A domain-specific Byte Pair Encoding tokenizer for medical and general NLP corpora

These details have not been verified by PyPI

Project description

Domain-Specific-BPE-Tokenizer

A from-scratch implementation of a scalable domain-specific Byte Pair Encoding (BPE) tokenizer for medical and general NLP corpora.

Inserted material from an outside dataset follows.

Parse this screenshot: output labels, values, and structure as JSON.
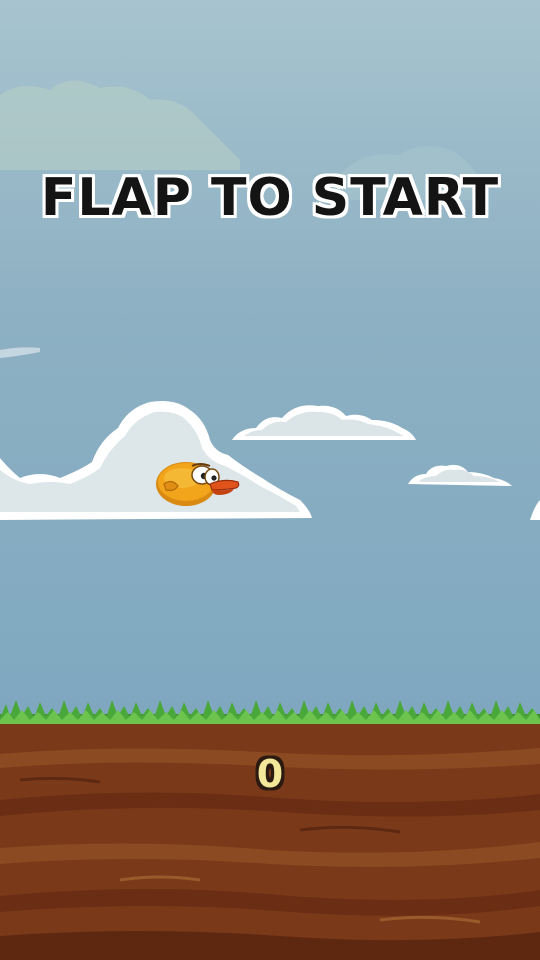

This project implements a complete byte-level BPE tokenizer pipeline without relying on external tokenizer frameworks. It includes scalable corpus collection, corpus cleaning, weighted BPE training, merge-rule optimization, serialization, evaluation tooling, benchmarking against GPT-2/tiktoken, automated testing, and PyPI-ready packaging.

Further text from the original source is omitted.